Its reiteration of the need for accountants and their professional scepticism mirrors our perspective. AGI is not here yet, and many educated voices say it may never come. In the meantime, what is called AI today can be an augment to human work, slowly shifting our professional lives toward further efficiency. While complex activities rightly demand human involvement, many of accounting’s low-level tasks lend themselves to automation. We believe that a cautious approach to automating critical work like accounting is the key to the smooth adoption of AI.

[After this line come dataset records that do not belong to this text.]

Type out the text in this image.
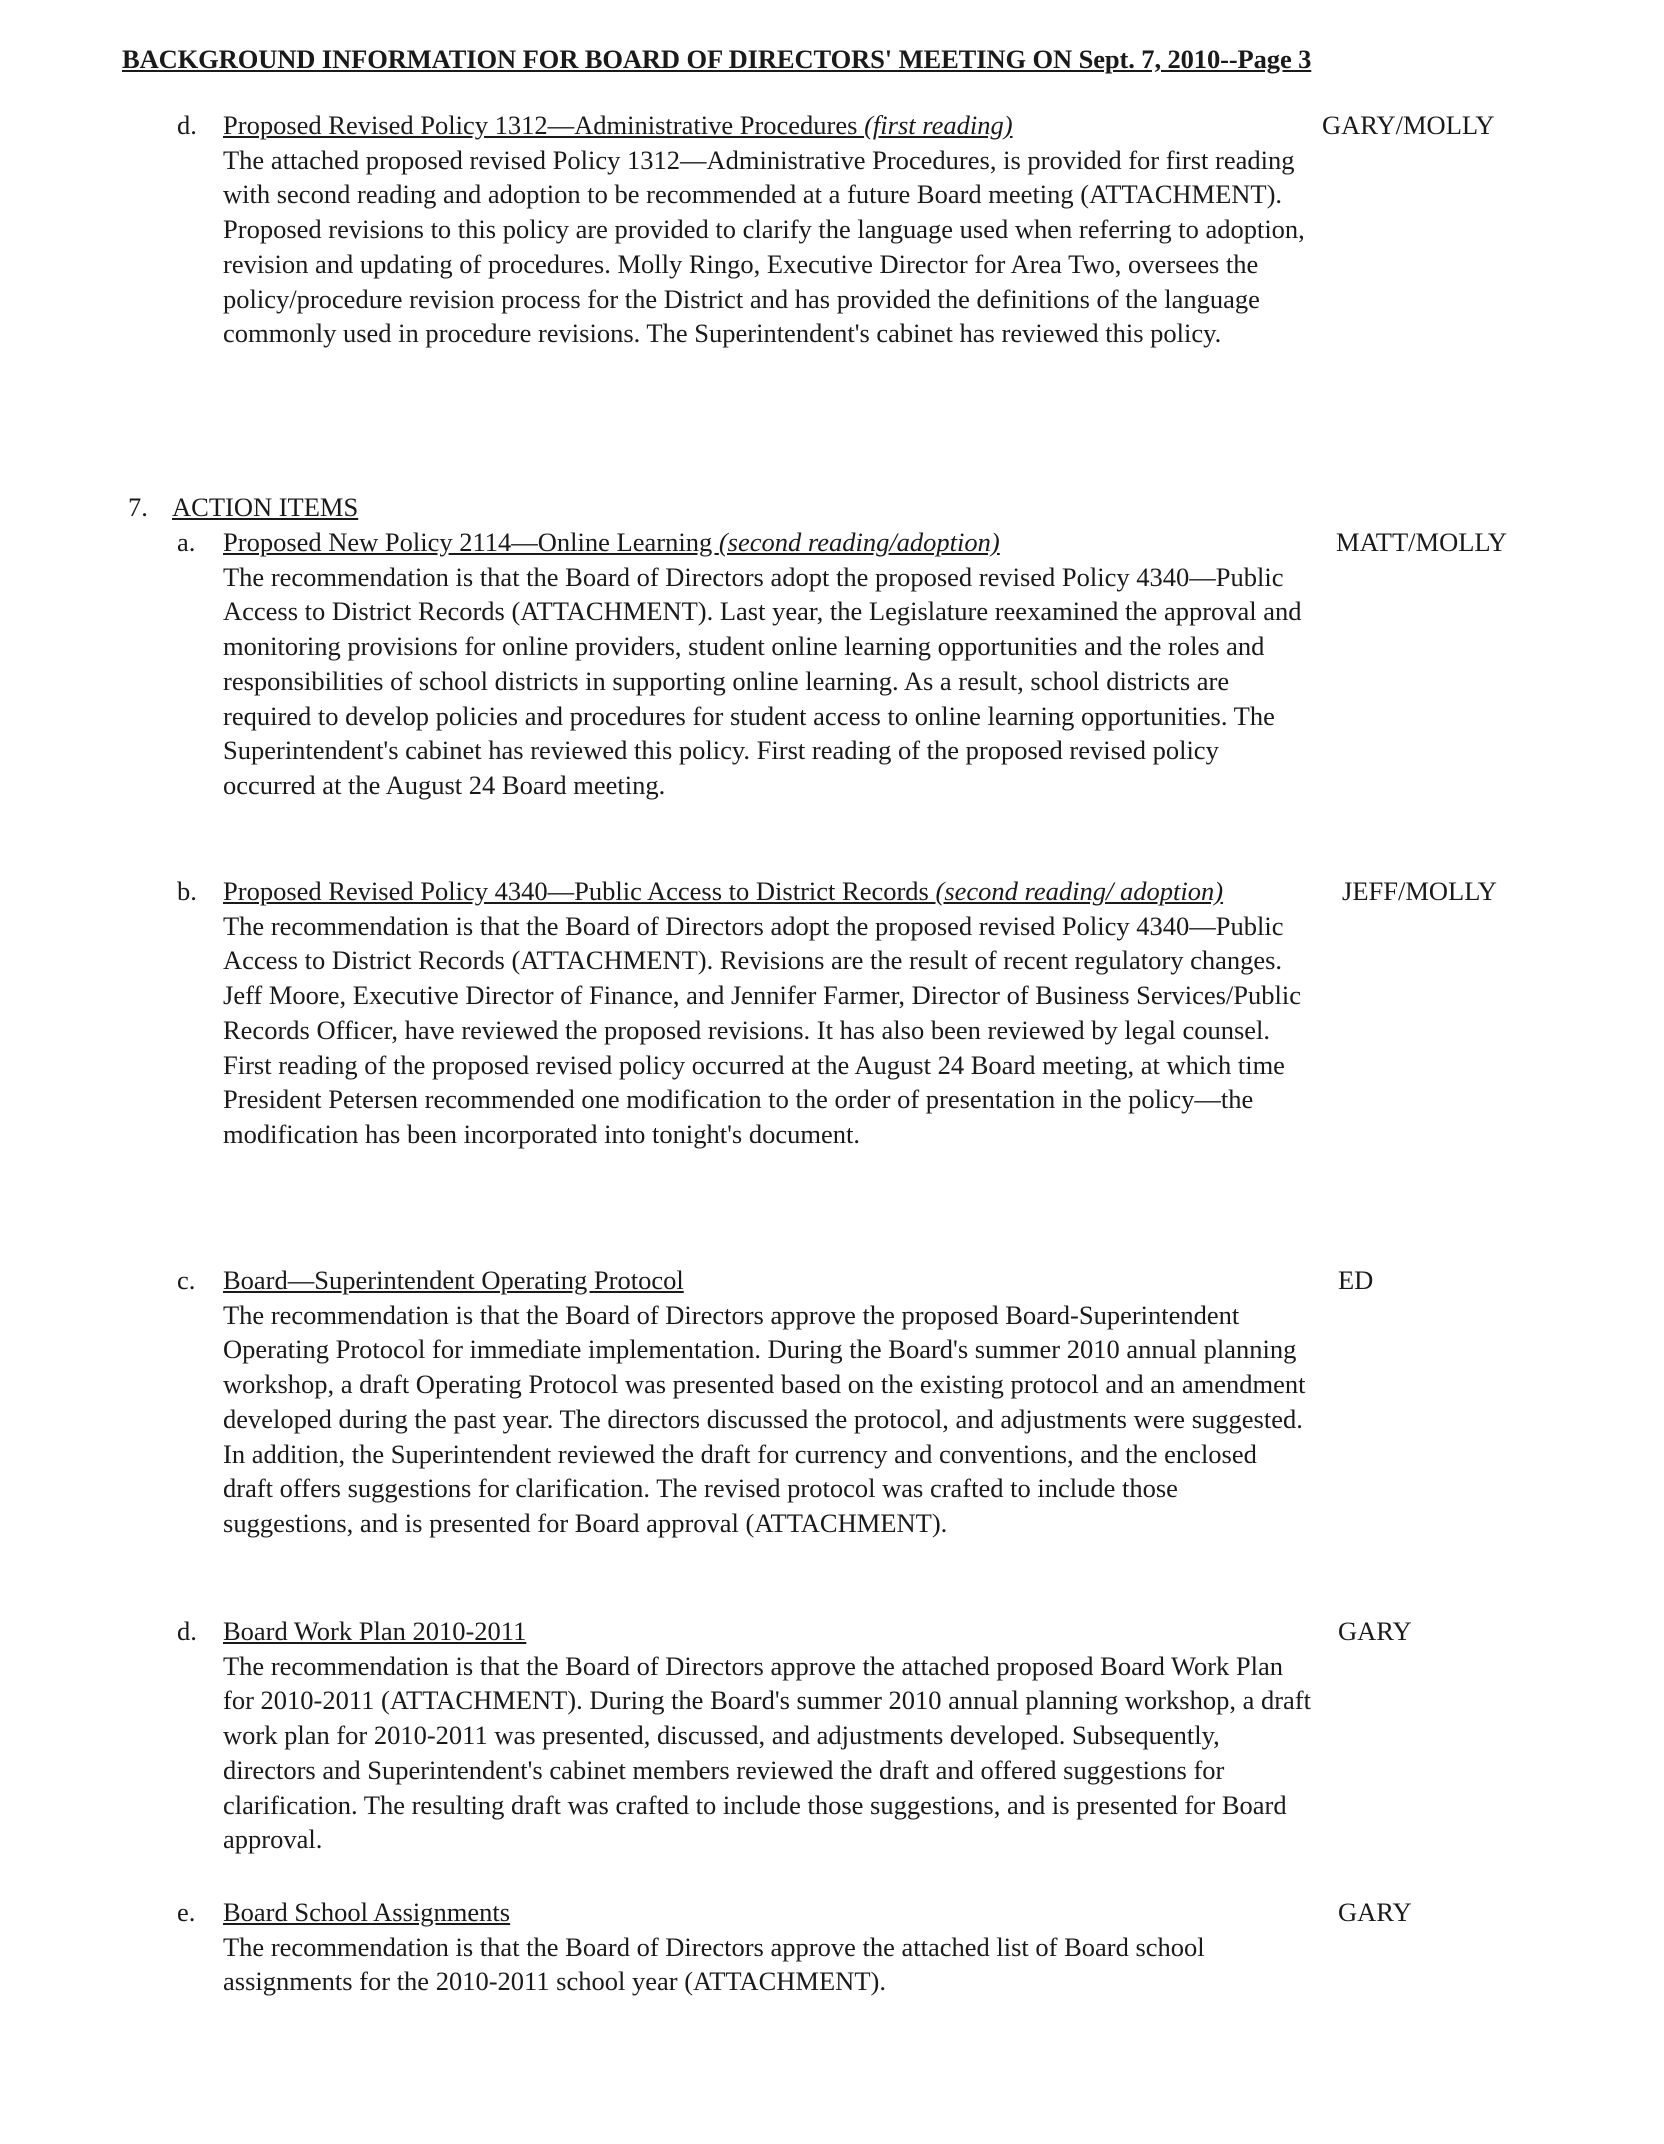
BACKGROUND INFORMATION FOR BOARD OF DIRECTORS' MEETING ON Sept. 7, 2010--Page 3
d. Proposed Revised Policy 1312—Administrative Procedures (first reading)
The attached proposed revised Policy 1312—Administrative Procedures, is provided for first reading with second reading and adoption to be recommended at a future Board meeting (ATTACHMENT). Proposed revisions to this policy are provided to clarify the language used when referring to adoption, revision and updating of procedures. Molly Ringo, Executive Director for Area Two, oversees the policy/procedure revision process for the District and has provided the definitions of the language commonly used in procedure revisions. The Superintendent's cabinet has reviewed this policy.
GARY/MOLLY
7. ACTION ITEMS
a.	Proposed New Policy 2114—Online Learning (second reading/adoption)
The recommendation is that the Board of Directors adopt the proposed revised Policy 4340—Public Access to District Records (ATTACHMENT). Last year, the Legislature reexamined the approval and monitoring provisions for online providers, student online learning opportunities and the roles and responsibilities of school districts in supporting online learning. As a result, school districts are required to develop policies and procedures for student access to online learning opportunities. The Superintendent's cabinet has reviewed this policy. First reading of the proposed revised policy occurred at the August 24 Board meeting.
MATT/MOLLY
b. Proposed Revised Policy 4340—Public Access to District Records (second reading/ adoption)
The recommendation is that the Board of Directors adopt the proposed revised Policy 4340—Public Access to District Records (ATTACHMENT). Revisions are the result of recent regulatory changes. Jeff Moore, Executive Director of Finance, and Jennifer Farmer, Director of Business Services/Public Records Officer, have reviewed the proposed revisions. It has also been reviewed by legal counsel. First reading of the proposed revised policy occurred at the August 24 Board meeting, at which time President Petersen recommended one modification to the order of presentation in the policy—the modification has been incorporated into tonight's document.
JEFF/MOLLY
c.	Board—Superintendent Operating Protocol
The recommendation is that the Board of Directors approve the proposed Board-Superintendent Operating Protocol for immediate implementation. During the Board's summer 2010 annual planning workshop, a draft Operating Protocol was presented based on the existing protocol and an amendment developed during the past year. The directors discussed the protocol, and adjustments were suggested. In addition, the Superintendent reviewed the draft for currency and conventions, and the enclosed draft offers suggestions for clarification. The revised protocol was crafted to include those suggestions, and is presented for Board approval (ATTACHMENT).
ED
d. Board Work Plan 2010-2011
The recommendation is that the Board of Directors approve the attached proposed Board Work Plan for 2010-2011 (ATTACHMENT). During the Board's summer 2010 annual planning workshop, a draft work plan for 2010-2011 was presented, discussed, and adjustments developed. Subsequently, directors and Superintendent's cabinet members reviewed the draft and offered suggestions for clarification. The resulting draft was crafted to include those suggestions, and is presented for Board approval.
GARY
e.	Board School Assignments
The recommendation is that the Board of Directors approve the attached list of Board school assignments for the 2010-2011 school year (ATTACHMENT).
GARY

Backbone’s philosophy on AI is currently centred around rules-based systems; repetitive task automation based on strictly defined steps will liberate many hours from accountants’ workdays. These rule inputs must be thoroughly verified and validated by human accountants before being implemented into systems. The clarity and simplicity of these first forays into accounting automation allow for a quality control that is difficult to achieve with neural networks, whose volumes of data are so large that how they operate exactly effectively becomes a black box. As such, we believe our systems will be much easier to subject to legal and professional standards, and can serve as the basis for more complicated AI automation efforts. An LLM might form part of the UI in a future accounting automation suite, but it would be stitched onto very reliable primary automation tools. Backbone will continue into the future to identify areas where AI performance will outweigh its risks, and integrate them into reliable accounting automation systems that meet the expectations of clients and stakeholders.